Тем временем начали строить жилой дом для композиторов на углу бывшей улицы Калинина (теперь Софиевская) и Михайловского переулка. Тогда была задумана следующая рокировка: Майя идет жить в квартиру Платона Майбороды в Рыльский переулок, а Майборода с матерью и роялем переезжают (временно) в отцовскую большую пятикомнатную квартиру, где ему было выделено две комнаты. Начался ужасный и прекрасный период в отцовской жизни. Прекрасный — ведь за время совместного проживания они с Платоном Майбородой написали десятка два песен. Но ведь каких песен! Народ полюбил их сразу, их запели, поют и будут петь, пока жива украинская душа. А ужасный...

Отец был задуман Господом по крайней мере на сто лет: выпуклая грудь, крепкие плечи, стройные ноги. Но постоянные выпивки — и вот уже болит сердце, прыгает давление... Любил это дело и Платон. И ничего нельзя было изменить...
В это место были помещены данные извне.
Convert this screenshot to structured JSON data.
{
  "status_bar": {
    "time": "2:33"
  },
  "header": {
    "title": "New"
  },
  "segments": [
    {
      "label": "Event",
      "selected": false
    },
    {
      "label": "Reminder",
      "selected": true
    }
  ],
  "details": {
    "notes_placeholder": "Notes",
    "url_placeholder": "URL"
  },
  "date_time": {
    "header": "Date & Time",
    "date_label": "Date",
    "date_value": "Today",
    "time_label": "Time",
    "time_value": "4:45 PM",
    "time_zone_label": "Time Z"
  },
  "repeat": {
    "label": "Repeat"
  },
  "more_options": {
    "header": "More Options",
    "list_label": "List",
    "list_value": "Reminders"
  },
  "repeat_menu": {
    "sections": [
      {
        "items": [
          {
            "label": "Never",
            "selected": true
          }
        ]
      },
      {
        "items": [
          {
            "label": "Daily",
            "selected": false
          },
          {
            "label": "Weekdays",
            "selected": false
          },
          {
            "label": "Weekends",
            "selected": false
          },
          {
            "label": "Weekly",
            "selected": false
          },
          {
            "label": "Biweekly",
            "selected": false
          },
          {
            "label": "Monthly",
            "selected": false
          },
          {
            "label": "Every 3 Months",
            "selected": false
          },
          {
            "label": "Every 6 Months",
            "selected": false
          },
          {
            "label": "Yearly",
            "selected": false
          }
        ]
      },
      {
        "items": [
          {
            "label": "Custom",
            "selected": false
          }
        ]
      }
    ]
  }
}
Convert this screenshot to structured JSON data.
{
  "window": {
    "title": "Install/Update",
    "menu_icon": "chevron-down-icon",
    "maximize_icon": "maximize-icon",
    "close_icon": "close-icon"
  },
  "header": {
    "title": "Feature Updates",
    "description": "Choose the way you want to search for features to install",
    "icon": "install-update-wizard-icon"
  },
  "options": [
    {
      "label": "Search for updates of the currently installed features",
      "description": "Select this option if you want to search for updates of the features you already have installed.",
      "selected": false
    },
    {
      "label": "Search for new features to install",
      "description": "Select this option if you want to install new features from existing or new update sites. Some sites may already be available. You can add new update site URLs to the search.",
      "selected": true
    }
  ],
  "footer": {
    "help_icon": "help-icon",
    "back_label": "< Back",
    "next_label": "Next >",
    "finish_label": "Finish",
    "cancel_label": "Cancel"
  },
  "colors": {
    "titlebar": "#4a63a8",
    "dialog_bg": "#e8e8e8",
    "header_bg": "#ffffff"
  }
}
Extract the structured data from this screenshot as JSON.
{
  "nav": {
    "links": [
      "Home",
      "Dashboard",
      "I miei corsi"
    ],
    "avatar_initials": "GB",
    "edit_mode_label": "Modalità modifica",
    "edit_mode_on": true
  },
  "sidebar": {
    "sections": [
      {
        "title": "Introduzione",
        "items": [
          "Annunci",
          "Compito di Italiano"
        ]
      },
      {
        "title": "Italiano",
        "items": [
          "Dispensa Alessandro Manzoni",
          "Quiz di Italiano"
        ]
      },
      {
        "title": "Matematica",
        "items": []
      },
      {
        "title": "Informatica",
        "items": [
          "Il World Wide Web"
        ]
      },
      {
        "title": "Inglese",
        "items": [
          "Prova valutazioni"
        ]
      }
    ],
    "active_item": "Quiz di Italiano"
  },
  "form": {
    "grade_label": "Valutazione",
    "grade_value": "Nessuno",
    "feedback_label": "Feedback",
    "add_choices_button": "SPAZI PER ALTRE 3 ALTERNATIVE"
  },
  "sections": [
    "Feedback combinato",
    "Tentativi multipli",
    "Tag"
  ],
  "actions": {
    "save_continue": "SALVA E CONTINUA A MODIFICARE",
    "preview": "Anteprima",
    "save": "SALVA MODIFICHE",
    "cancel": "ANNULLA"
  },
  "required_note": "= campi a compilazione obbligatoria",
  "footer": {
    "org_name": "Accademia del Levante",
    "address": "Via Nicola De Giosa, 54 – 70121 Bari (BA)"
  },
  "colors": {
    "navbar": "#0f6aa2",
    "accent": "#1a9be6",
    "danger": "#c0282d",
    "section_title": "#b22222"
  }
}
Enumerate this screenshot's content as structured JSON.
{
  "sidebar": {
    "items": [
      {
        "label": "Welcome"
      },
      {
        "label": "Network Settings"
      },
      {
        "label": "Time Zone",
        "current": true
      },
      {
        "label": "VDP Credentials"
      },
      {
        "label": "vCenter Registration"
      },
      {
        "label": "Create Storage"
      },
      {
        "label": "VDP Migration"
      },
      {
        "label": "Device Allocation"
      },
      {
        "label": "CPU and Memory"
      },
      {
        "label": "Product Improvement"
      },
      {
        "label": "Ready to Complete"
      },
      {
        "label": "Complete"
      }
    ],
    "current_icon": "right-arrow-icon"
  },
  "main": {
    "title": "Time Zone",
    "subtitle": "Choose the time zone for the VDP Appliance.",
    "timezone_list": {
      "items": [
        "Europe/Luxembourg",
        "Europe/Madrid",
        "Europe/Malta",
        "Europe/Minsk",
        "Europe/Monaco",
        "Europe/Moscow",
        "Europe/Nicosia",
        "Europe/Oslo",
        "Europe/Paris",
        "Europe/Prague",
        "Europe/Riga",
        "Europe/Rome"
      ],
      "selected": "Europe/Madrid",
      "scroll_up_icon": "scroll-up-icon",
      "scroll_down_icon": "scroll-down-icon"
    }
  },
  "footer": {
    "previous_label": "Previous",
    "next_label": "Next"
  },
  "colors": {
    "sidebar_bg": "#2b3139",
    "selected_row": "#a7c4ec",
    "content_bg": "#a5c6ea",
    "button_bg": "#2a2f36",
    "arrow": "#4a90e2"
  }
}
Я была свидетелем создания романса «Ми підем, де трави похилі». Текст был написан буквально за десять минут на коробке от «Казбека». Платон сел за инструмент, импровизировал. Прошло немного времени и ... случилось чудо: песня взмахнула крыльями и полетела, полетела для того, чтобы никогда не приземляться. Это было настолько прекрасно — у отца выступили слезы на глазах, он отвернулся к окну...

Те годы подкосили отцовское здоровье. Был инфаркт, отец лежал в клинике Стражеско, а ординатором его был молоденький тогда Виталий Коротич. Отец много рассказывал о молодом враче, который пишет такие красивые стихи...

Наконец-то дом для композиторов построили, Платон переехал туда.

Прошло немного времени, и в доме появилась Любовь Забашта, которую очень быстро отец превратил в моего врага. А было все так...

На известной уже читателям «аллее Рыбака» мы с мамой встретили Максима Рыльского, который уже построил дачу в Голосеево и жил там. Что можно сказать о Рыльском? Это был святой человек. Казалось, он создан Богом для того, чтобы делать добро. Скольким людям он помог, спас, отогрел, добился квартиры, лекарств, а то и просто подбодрил добрым словом в тяжкую годину. Когда отец ушел от нас, Максим Тадеевич сказал ему: «Андрей, я тебя уважаю и люблю, дверь моего дома для тебя открыта всегда. Но, прости, я к тебе не приду: не смогу приходить в дом, где нет Даши и Валюшки...». По-моему, это — мужественные слова...

...Встретили Максима Тадеевича, и он пригласил нас в гости в Голосеево. Стихов у меня была уже большая папка, писала я с шести лет. Сейчас мне стыдно за те неуклюжие, почти детские попытки, но разговор вышел серьезный. Я получила в подарок книгу «Троянди й виноград» с впечатляющим посвящением: «От товарища по перу», а также огромный букет белых роз из его сада. Позже я написала стих, где рефреном было: «Всю жизнь платить я буду за «товарища по перу»... Видимо, каким-то образом разговоры об этом посещении дошли до отца. Встречаемся на той же «аллее Рыбака».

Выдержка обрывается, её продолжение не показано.